If that sounds surreal, try this: the Manus facility, where Tamils are among the detainees, is being run by a former Sri Lankan military commander, Dinesh Perera. (Perera, now an Australian citizen, has worked for G4S for some years.) Or this: Cambodia is being courted by Canberra as a site for the resettlement of some of Australia's refugees. That's dirt-poor Cambodia, where the Government is engaged in a violent crackdown on dissent, and where ethnic Vietnamese have been harassed and attacked by the Khmer majority.
Perhaps most surreal of all, though, is that Morrison - with his colleagues, and their Labor counterparts - still professes to believe Manus Island is a suitable place to detain people fleeing persecution and torture. He has pledged it will stay open.
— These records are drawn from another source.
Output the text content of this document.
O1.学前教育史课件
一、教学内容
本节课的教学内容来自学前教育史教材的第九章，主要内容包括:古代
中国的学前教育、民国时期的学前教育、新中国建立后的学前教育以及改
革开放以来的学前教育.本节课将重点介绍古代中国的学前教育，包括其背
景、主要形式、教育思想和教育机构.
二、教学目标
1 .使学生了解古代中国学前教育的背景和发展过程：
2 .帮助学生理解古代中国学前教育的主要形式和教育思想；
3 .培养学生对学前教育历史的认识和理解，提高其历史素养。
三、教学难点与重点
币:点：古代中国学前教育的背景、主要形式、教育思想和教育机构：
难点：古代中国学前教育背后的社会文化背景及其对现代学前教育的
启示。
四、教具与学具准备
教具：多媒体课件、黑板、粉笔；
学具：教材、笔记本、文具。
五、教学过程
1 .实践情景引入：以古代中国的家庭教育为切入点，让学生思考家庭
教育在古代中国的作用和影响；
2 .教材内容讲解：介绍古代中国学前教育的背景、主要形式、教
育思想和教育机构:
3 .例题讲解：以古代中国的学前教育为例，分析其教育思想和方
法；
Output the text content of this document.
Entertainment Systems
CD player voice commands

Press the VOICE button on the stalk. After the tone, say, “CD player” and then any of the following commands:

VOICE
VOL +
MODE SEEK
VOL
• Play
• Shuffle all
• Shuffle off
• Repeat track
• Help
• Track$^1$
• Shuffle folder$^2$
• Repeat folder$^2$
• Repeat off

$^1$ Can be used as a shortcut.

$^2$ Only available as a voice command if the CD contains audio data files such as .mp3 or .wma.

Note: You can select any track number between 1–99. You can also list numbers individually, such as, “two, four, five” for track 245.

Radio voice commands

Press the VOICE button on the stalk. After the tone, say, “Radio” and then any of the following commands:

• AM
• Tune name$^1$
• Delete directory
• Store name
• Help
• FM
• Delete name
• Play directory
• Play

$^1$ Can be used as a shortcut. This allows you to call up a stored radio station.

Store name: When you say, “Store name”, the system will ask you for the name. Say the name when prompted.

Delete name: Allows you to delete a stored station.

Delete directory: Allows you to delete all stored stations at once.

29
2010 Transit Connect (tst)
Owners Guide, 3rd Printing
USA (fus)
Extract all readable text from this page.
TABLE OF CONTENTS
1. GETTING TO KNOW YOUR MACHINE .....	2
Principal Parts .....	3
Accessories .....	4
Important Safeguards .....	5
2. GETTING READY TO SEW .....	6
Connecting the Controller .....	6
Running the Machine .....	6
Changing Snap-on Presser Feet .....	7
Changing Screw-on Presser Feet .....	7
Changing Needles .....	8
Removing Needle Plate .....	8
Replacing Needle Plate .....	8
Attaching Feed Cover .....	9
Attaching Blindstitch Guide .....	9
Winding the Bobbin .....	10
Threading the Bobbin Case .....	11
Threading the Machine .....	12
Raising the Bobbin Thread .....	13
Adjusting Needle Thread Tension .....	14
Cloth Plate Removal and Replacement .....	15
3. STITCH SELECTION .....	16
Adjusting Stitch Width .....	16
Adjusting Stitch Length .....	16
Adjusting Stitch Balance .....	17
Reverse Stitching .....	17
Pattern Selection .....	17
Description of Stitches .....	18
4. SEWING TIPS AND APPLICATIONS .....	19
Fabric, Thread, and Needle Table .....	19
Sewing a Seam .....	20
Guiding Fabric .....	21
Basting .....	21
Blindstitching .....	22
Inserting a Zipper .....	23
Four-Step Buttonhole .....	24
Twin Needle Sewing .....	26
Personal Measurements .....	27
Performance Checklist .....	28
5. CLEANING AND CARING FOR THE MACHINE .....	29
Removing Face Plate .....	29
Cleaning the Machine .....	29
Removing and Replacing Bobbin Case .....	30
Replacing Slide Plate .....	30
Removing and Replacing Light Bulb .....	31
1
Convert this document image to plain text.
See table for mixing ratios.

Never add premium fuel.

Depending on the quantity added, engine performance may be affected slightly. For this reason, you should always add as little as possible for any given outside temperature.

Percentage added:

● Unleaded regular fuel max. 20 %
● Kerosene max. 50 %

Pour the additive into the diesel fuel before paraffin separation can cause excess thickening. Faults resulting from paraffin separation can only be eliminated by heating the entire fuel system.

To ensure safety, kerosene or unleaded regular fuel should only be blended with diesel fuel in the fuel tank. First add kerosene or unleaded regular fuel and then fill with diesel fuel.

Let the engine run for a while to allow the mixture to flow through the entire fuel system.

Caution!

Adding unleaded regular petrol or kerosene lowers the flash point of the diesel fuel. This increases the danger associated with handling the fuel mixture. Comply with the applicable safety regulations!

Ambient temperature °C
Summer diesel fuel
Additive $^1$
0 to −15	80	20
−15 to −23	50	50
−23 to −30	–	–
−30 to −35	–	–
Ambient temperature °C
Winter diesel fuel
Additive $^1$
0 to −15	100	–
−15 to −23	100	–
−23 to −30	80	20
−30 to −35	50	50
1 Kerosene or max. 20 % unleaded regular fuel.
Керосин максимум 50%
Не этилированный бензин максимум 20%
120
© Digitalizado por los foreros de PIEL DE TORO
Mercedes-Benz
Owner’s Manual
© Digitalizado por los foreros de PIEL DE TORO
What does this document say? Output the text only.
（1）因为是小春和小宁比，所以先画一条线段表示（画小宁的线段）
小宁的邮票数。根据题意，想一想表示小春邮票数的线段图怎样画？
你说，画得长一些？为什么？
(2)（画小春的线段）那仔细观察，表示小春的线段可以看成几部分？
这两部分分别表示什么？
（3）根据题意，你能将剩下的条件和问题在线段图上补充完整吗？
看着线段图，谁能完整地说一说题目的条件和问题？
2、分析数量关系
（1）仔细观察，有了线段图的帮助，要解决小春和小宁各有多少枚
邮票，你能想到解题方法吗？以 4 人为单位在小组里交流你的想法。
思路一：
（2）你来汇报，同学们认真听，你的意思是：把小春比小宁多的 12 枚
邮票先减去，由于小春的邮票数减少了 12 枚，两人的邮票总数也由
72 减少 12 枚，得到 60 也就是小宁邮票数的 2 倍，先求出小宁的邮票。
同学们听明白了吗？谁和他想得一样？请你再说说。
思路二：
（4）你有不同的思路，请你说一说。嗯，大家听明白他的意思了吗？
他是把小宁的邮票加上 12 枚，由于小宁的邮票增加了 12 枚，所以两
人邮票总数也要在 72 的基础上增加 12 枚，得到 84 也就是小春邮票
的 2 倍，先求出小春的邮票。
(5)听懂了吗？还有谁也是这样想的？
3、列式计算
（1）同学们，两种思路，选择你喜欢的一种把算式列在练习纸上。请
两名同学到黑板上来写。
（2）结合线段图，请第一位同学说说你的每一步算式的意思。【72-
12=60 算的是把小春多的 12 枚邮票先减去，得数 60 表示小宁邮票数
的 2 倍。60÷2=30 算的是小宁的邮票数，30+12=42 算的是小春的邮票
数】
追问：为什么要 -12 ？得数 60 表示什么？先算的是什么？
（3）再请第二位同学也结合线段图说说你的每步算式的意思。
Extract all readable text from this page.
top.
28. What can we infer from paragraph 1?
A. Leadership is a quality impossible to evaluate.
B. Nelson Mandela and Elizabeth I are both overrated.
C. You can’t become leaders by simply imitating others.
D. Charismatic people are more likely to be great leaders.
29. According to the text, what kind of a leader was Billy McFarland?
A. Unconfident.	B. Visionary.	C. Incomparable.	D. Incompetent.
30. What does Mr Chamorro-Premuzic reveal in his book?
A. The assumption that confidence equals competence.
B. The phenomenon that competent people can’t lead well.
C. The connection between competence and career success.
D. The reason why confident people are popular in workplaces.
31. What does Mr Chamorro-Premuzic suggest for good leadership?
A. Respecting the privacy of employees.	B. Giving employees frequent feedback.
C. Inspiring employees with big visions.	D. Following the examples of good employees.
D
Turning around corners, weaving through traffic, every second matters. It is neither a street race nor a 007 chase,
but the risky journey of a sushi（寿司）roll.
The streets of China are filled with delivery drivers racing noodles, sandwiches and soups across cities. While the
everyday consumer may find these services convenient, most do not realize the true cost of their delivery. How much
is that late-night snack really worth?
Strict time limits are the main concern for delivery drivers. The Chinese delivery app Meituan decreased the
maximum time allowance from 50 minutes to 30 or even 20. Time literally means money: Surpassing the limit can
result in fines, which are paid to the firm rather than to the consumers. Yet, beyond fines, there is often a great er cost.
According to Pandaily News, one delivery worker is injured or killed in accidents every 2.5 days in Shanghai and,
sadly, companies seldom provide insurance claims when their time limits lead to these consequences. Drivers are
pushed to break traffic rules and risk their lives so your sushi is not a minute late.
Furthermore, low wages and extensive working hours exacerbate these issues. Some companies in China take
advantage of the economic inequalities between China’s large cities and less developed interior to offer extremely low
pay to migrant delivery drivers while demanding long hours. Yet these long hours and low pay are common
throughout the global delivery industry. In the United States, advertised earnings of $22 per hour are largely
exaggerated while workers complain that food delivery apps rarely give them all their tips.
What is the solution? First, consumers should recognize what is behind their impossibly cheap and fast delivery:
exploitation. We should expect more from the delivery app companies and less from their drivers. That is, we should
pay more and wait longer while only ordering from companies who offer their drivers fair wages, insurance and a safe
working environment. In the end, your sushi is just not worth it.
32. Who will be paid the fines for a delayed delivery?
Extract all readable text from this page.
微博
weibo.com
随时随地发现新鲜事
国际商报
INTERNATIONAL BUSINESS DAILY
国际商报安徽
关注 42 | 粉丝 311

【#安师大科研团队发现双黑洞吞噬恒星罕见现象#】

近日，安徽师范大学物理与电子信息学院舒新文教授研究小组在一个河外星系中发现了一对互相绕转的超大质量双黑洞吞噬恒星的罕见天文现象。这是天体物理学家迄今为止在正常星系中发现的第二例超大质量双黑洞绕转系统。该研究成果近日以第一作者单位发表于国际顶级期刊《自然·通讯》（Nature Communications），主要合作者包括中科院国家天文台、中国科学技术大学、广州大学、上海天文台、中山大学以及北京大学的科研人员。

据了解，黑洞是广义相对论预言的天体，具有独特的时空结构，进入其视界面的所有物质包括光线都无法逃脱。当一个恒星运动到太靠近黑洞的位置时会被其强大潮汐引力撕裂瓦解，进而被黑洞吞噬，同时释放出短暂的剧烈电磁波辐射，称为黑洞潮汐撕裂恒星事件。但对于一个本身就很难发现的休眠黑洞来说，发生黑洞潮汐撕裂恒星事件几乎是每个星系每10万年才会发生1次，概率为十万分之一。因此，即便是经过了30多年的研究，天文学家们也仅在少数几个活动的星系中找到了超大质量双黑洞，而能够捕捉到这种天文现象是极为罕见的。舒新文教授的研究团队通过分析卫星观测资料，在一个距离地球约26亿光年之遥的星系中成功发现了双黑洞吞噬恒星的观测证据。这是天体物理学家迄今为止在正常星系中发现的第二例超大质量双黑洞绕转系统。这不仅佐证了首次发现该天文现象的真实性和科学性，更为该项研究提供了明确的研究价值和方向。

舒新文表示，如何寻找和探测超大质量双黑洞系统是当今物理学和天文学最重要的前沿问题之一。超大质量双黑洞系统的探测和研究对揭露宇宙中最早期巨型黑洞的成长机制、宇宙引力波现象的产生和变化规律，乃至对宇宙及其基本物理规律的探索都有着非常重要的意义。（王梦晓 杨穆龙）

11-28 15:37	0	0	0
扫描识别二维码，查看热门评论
And even if it were to close, the deaths would not cease. Last week, an Indian student who had overstayed his visa killed himself in a facility in Melbourne - one more illustration of the inhumanity of Australia's mandatory detention regime.
The Manus Island riot
Immigration Department boss Martin Bowles gave an account of the riot in which Reza Berati died and 62 other asylum-seekers were injured to an Senate committee.
Monday, February 17
7pm: Papua New Guinea's police deployed a dog squad outside the detention centre.
9.45pm: Asylum-seekers pushed down fences and threw rocks and sticks. Refugees not involved were evacuated to the playing fields outside the centre.
Tuesday, February 18
Midnight: All staff were evacuated and the health clinic relocated. G4S guards drew back. Police discharged a gas canister and fired warning shots. Unrest continued for an hour or two.
1am: Bowles was told about the events and rang Immigration Minister Scott Morrison. Bowles and departmental staff had a teleconference with service providers on Manus Island before and after Morrison gave an initial press conference in Darwin. Bowles briefed Morrison before his second press conference on the Tuesday evening. He said at no point in the early stages were there suggestions G4S staff were involved in clashes. "Probably not until around the Saturday ... was there some of that information out there that had some credible form that I was made aware of." Bowles was not aware of locals being let into the centre as help for the guards but said the claims would be examined.